Jack Lemmon, fresh off his shared triumph with Wilder on the prior year’s Some Like It Hot, stars as C.C. “Bud” Baxter, a low-level drone at a New York-based insurance company who starts rising up the corporate ladder largely due to his reluctant willingness to lend out his apartment to corporate executives looking for a discreet place to stage their extramarital trysts, especially once the company’s personal director, Jeff Sheldrake (Fred MacMurray), claims exclusive rights to the space. Complicating matters for Baxter is the little detail that Sheldrake’s latest conquest, Fran Kubelick (Shirley MacLaine), is the woman he himself has been pining for, the elevator operator in the company’s building. Not only does this stir up jealousy and resentment, but Baxter gets firsthand exposure to the way Sheldrake’s heartless exploitation of Fran harms her when a holiday dalliance in the apartment takes a grim turn. That Wilder and his regular screenwriting collaborator, I.A.L. Diamond, manage to keep the film funny and light-on-its-feet despite the fairly dark subject matter is one of the great wonders of the filmmaker’s lively creativity.

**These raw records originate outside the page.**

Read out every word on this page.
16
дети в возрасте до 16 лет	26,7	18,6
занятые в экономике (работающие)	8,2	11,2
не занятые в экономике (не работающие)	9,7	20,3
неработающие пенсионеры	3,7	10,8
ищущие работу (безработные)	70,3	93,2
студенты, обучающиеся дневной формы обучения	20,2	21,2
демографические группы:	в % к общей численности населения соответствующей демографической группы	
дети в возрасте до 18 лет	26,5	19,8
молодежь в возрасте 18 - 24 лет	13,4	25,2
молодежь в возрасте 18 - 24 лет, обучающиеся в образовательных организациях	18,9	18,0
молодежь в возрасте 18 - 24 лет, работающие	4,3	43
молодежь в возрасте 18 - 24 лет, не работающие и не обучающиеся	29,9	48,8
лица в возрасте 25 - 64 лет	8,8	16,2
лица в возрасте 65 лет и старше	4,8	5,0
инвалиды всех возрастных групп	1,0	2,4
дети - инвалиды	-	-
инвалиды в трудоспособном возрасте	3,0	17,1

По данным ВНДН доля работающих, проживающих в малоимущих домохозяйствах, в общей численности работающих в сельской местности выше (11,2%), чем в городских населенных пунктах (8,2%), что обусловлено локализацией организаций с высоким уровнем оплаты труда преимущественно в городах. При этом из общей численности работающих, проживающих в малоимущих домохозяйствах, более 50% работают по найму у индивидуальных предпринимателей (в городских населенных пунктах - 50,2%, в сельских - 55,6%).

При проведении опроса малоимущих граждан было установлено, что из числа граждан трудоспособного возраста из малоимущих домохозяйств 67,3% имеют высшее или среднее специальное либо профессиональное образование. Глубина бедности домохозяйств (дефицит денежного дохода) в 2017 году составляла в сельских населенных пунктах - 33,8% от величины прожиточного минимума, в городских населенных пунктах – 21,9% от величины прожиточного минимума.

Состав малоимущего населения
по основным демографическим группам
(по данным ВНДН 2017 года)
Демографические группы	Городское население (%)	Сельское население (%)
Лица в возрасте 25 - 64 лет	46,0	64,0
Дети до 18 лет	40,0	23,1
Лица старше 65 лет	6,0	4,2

Wilder also had a clear sense of the gift he had in Lemmon. The actor possessed a restless craftiness that was ideally suited to Baxter’s uneasy interactions. He takes the unseemly predicament the character finds himself and makes the trip to that point both highly understandable and worthy of great sympathy. Lemmon had a way of artfully playing characters who were beset by troubles without ever letting them become wallowing victims; his sad sacks were oddly winning. There are other fine performances across the film–particularly MacLaine, who makes Fran charming and sweetly lost–but it’s Lemmon who grounds it, making the various conceits of the story into pieces of a real life, remnants of genuine dilemmas. Wilder was deft enough with tone that it’s entirely possible he could have pulled off the necessary balancing act no matter who was in the leading role, but he was shrewd enough to know the likability of Lemmon allowed him to push deeper in the murky corners of his story. This is, at the bottom line, a story about adultery, duplicity, loneliness, depression and attempted suicide.
Finally, what makes The Apartment into something beyond a smart comedy with a blackened inlay is that it is eminently, compulsively watchable. That’s an elusive, almost indefinable quality to celebrate, to be sure. And yet it’s what I return to as its greatest strength every time I sit with it. The conception and execution of the film is so complete–the depth of characters, the establishment of the office and social cultures they move through, the organic progression of the plot–that the whole film becomes a gift. This is how cinema can work when its infused with careful intelligence and depth of feeling. The meaning isn’t imposed upon the work. Instead, it emerges from the convincing totality of it. Watching The Apartment is like living with these characters through a complex and meaningful time in their lives, separately and, for two of them, finally together. When the film reaches its absolutely perfect final line, the satisfaction of it all extends past the usual reach of fiction. It arrives like a blessed outcome for dear friends. It hits the heart, even for–of maybe especially for–a cynical romantic like me.